Improved thermal comfort and indoor air quality.
Integral Management Platform. It allows to integrate in a single platform, buildings or infrastructures with different control systems, represent the available information, make comparison of KPIs between buildings for anomaly detection and / or recommend investments to improve efficiency.
Improvement of the life cycle of the equipment. It allows fast tracking failures of the HVAC system, streamlining maintenance work.
Agnostic to existing installation. It manages, autonomously and intelligently, any type of HVAC installation and /or any control system. It allows the integration of IoT equipment outside the installation if necessary.
Respira® is a control system based on Artificial Intelligence that optimizes the operation and maintenance of HVAC systems in buildings and large infrastructures. Thanks to its predictive algorithms, respira® provides significant savings in energy consumption and improves environmental conditions in terms of thermal comfort and indoor air quality.
can be understood respira® as an intelligent and automatic virtual operator of the existing HVAC control system.
HVAC systems are designed under specific casuistries and based on historical data, so the equipment does not usually work optimally at partial loads and its operation is carried out considering only a few variables, most of them remaining static since its commissioning.

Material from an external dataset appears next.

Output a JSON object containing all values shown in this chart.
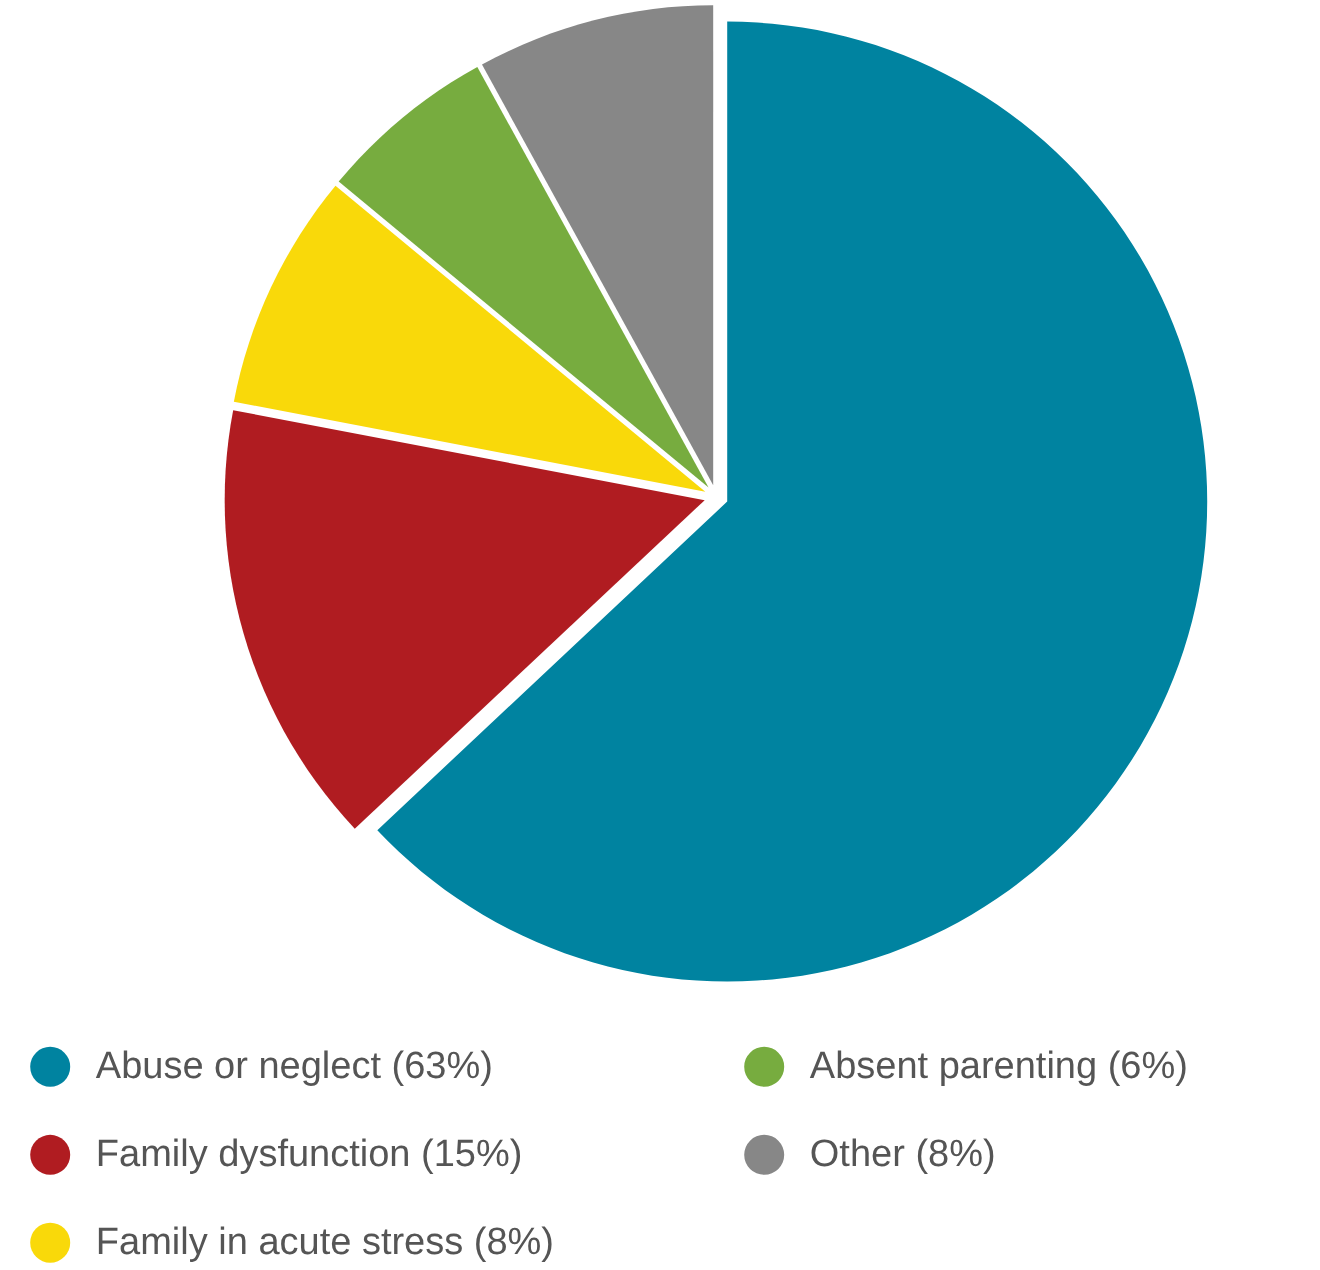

Respira® uses historical data to learn but also continuously analyzes all available information (occupancy level, special events, HVAC system operation, environmental conditions, weather forecast, energy consumption, etc.). With all this information, respira® applies AI to establish correlations, looking for the optimal point of operation of the system for each moment of time and continuously adapting its algorithm to the changing reality of the installation of both air distribution and cold / heat production.

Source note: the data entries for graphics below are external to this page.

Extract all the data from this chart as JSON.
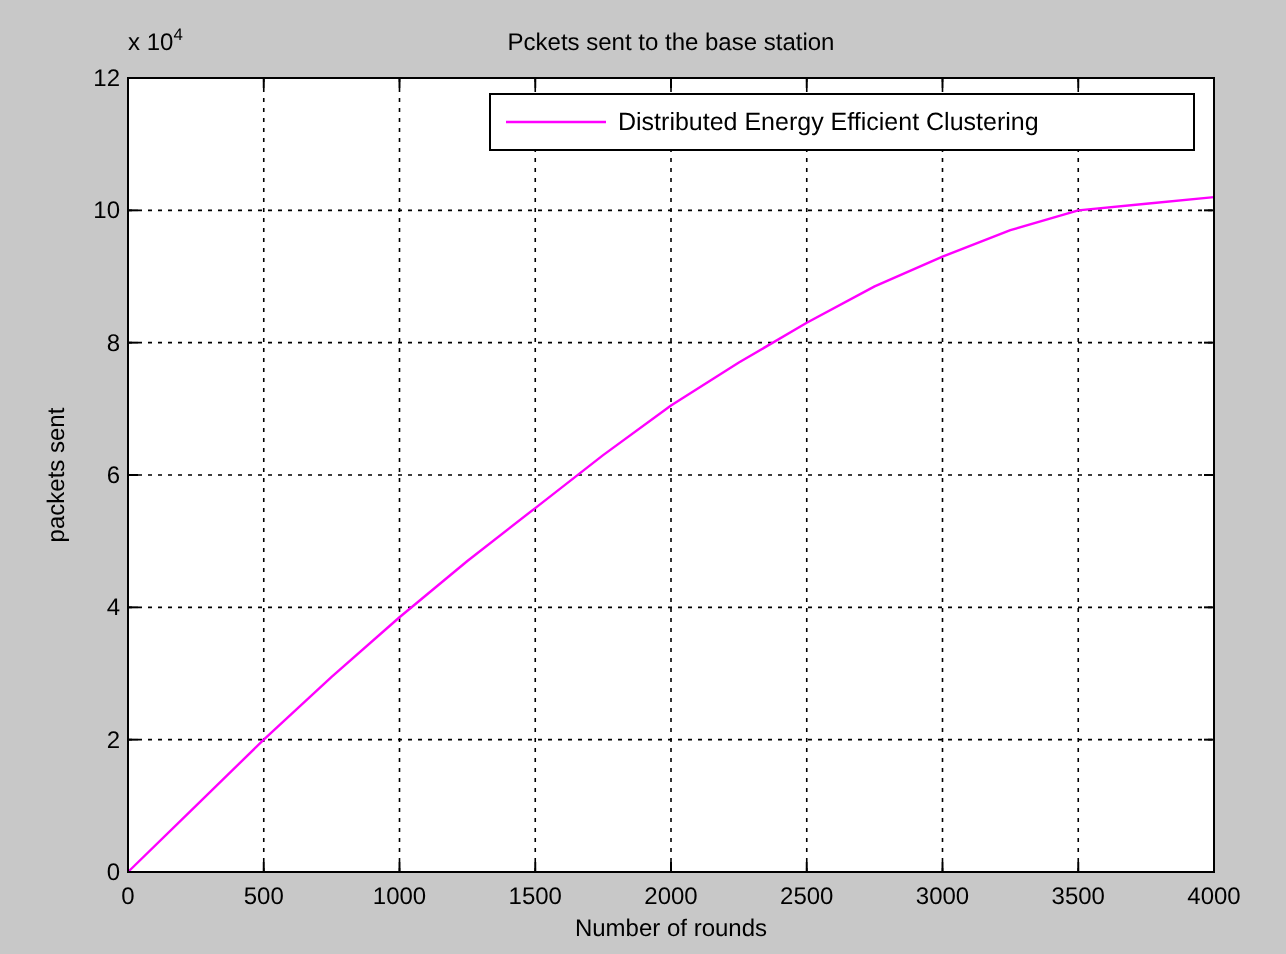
{
  "chart_data": {
    "type": "line",
    "title": "Pckets sent to the base station",
    "xlabel": "Number of rounds",
    "ylabel": "packets sent",
    "annotations": [
      "x 10$^{4}$"
    ],
    "x": [
      0,
      250,
      500,
      750,
      1000,
      1250,
      1500,
      1750,
      2000,
      2250,
      2500,
      2750,
      3000,
      3250,
      3500,
      3750,
      4000
    ],
    "series": [
      {
        "name": "Distributed Energy Efficient Clustering",
        "color": "#ff00ff",
        "values": [
          0,
          1.0,
          2.0,
          2.95,
          3.85,
          4.7,
          5.5,
          6.3,
          7.05,
          7.7,
          8.3,
          8.85,
          9.3,
          9.7,
          10.0,
          10.1,
          10.2
        ]
      }
    ],
    "xlim": [
      0,
      4000
    ],
    "xticks": [
      0,
      500,
      1000,
      1500,
      2000,
      2500,
      3000,
      3500,
      4000
    ],
    "ylim": [
      0,
      12
    ],
    "yticks": [
      0,
      2,
      4,
      6,
      8,
      10,
      12
    ],
    "grid": true,
    "legend": "top right",
    "marker": "none",
    "line_style": "solid"
  }
}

Control algorithms are mostly reactive, using only instantaneous values in their operation. Respira®, instead, uses the prediction of environmental conditions to anticipate possible stress situations of the installation in order to improve the performance of the system.
El algoritmo de IA de respira® AI algorithm enables predictive maintenance with early fault detection. In addition, it allows the integration of maintenance alerts with Computer-Aided Maintenance Management (CMMS) systems.

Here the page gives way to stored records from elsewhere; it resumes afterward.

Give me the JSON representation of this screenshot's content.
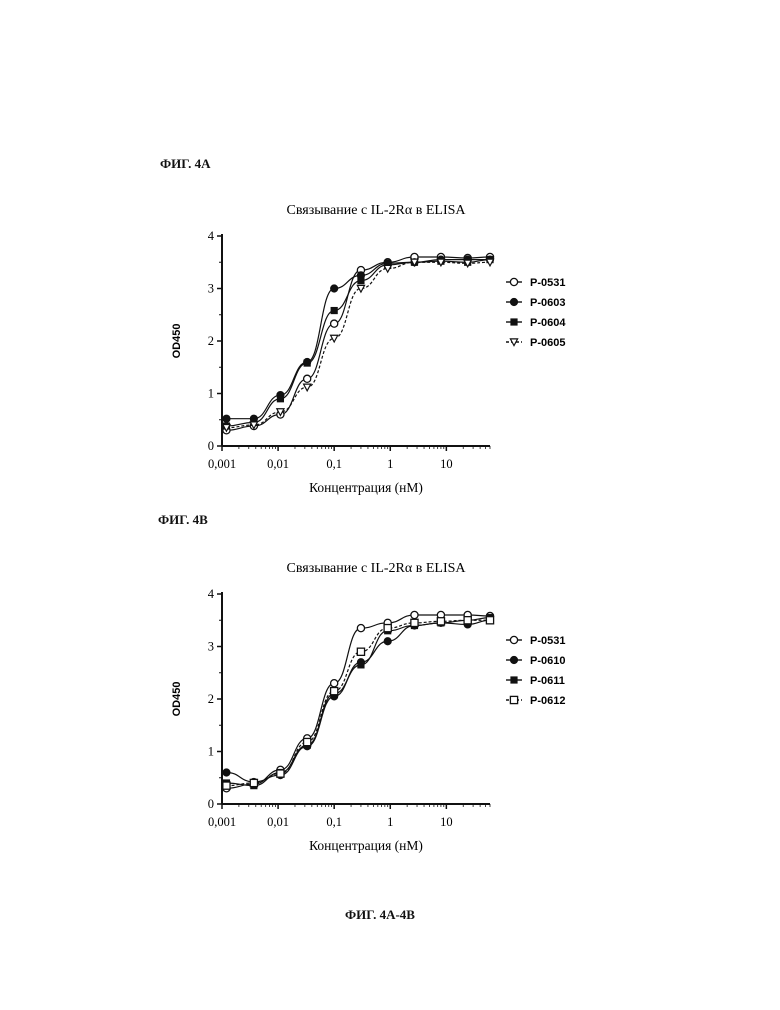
{
  "fig_a_label": "ФИГ. 4A",
  "fig_b_label": "ФИГ. 4B",
  "caption": "ФИГ. 4A-4B",
  "chart_data": [
    {
      "type": "scatter",
      "title": "Связывание с IL-2Rα в ELISA",
      "xlabel": "Концентрация (нМ)",
      "ylabel": "OD450",
      "xscale": "log",
      "xlim": [
        0.001,
        60
      ],
      "ylim": [
        0,
        4
      ],
      "xticks": [
        "0,001",
        "0,01",
        "0,1",
        "1",
        "10"
      ],
      "yticks": [
        "0",
        "1",
        "2",
        "3",
        "4"
      ],
      "legend": "right",
      "series": [
        {
          "name": "P-0531",
          "marker": "open-circle",
          "line": "solid",
          "x": [
            0.0012,
            0.0037,
            0.011,
            0.033,
            0.1,
            0.3,
            0.9,
            2.7,
            8,
            24,
            60
          ],
          "y": [
            0.3,
            0.38,
            0.6,
            1.28,
            2.33,
            3.35,
            3.5,
            3.6,
            3.6,
            3.58,
            3.6
          ]
        },
        {
          "name": "P-0603",
          "marker": "filled-circle",
          "line": "solid",
          "x": [
            0.0012,
            0.0037,
            0.011,
            0.033,
            0.1,
            0.3,
            0.9,
            2.7,
            8,
            24,
            60
          ],
          "y": [
            0.52,
            0.52,
            0.97,
            1.6,
            3.0,
            3.25,
            3.48,
            3.5,
            3.55,
            3.55,
            3.55
          ]
        },
        {
          "name": "P-0604",
          "marker": "filled-square",
          "line": "solid",
          "x": [
            0.0012,
            0.0037,
            0.011,
            0.033,
            0.1,
            0.3,
            0.9,
            2.7,
            8,
            24,
            60
          ],
          "y": [
            0.38,
            0.45,
            0.9,
            1.58,
            2.58,
            3.15,
            3.45,
            3.5,
            3.52,
            3.5,
            3.55
          ]
        },
        {
          "name": "P-0605",
          "marker": "open-triangle-down",
          "line": "dashed",
          "x": [
            0.0012,
            0.0037,
            0.011,
            0.033,
            0.1,
            0.3,
            0.9,
            2.7,
            8,
            24,
            60
          ],
          "y": [
            0.35,
            0.4,
            0.65,
            1.12,
            2.05,
            3.0,
            3.38,
            3.5,
            3.5,
            3.48,
            3.5
          ]
        }
      ]
    },
    {
      "type": "scatter",
      "title": "Связывание с IL-2Rα в ELISA",
      "xlabel": "Концентрация (нМ)",
      "ylabel": "OD450",
      "xscale": "log",
      "xlim": [
        0.001,
        60
      ],
      "ylim": [
        0,
        4
      ],
      "xticks": [
        "0,001",
        "0,01",
        "0,1",
        "1",
        "10"
      ],
      "yticks": [
        "0",
        "1",
        "2",
        "3",
        "4"
      ],
      "legend": "right",
      "series": [
        {
          "name": "P-0531",
          "marker": "open-circle",
          "line": "solid",
          "x": [
            0.0012,
            0.0037,
            0.011,
            0.033,
            0.1,
            0.3,
            0.9,
            2.7,
            8,
            24,
            60
          ],
          "y": [
            0.3,
            0.38,
            0.65,
            1.25,
            2.3,
            3.35,
            3.45,
            3.6,
            3.6,
            3.6,
            3.58
          ]
        },
        {
          "name": "P-0610",
          "marker": "filled-circle",
          "line": "solid",
          "x": [
            0.0012,
            0.0037,
            0.011,
            0.033,
            0.1,
            0.3,
            0.9,
            2.7,
            8,
            24,
            60
          ],
          "y": [
            0.6,
            0.42,
            0.55,
            1.1,
            2.05,
            2.7,
            3.1,
            3.4,
            3.45,
            3.42,
            3.5
          ]
        },
        {
          "name": "P-0611",
          "marker": "filled-square",
          "line": "solid",
          "x": [
            0.0012,
            0.0037,
            0.011,
            0.033,
            0.1,
            0.3,
            0.9,
            2.7,
            8,
            24,
            60
          ],
          "y": [
            0.4,
            0.35,
            0.6,
            1.12,
            2.1,
            2.65,
            3.3,
            3.4,
            3.45,
            3.5,
            3.55
          ]
        },
        {
          "name": "P-0612",
          "marker": "open-square",
          "line": "dashed",
          "x": [
            0.0012,
            0.0037,
            0.011,
            0.033,
            0.1,
            0.3,
            0.9,
            2.7,
            8,
            24,
            60
          ],
          "y": [
            0.35,
            0.4,
            0.58,
            1.18,
            2.15,
            2.9,
            3.35,
            3.45,
            3.48,
            3.5,
            3.5
          ]
        }
      ]
    }
  ]
}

Respira® receives data from the BMS and obtains data from meteorological agencies, energy management systems and/or other sources of information related to the behaviour of the installation; correlates all this information and applies AI to predict the environmental conditions and energy consumption of the facility under different operating conditions. With these predictions, respira® automatically modifies the operation of the HVAC system (setpoints, air conditioners, hot water and cold water production plants, ...) in order to achieve the required environmental conditions with the lowest energy expenditure.
Respira® is able to be integrated in different ways depending of the existing BMS and the required settings. It can be rolled out as a cloud system or using Edge Computing, as well as be integrated through an API or web server, database server or directly onto the Communication Protocol Layer (OPC, Modbus, Bacnet, …)
Reduction between 15-35% of the energy consumption of HVAC systems.
Improved thermal comfort and indoor air quality.
Integral Management Platform. It allows to integrate in a single platform, buildings or infrastructures with different control systems, represent the available information, make comparison of KPIs between buildings for anomaly detection and / or recommend investments to improve efficiency.
Improvement of the life cycle of the equipment. It allows fast tracking failures of the HVAC system, streamlining maintenance work.
Agnostic to existing installation. It manages, autonomously and intelligently, any type of HVAC installation and /or any control system. It allows the integration of IoT equipment outside the installation if necessary.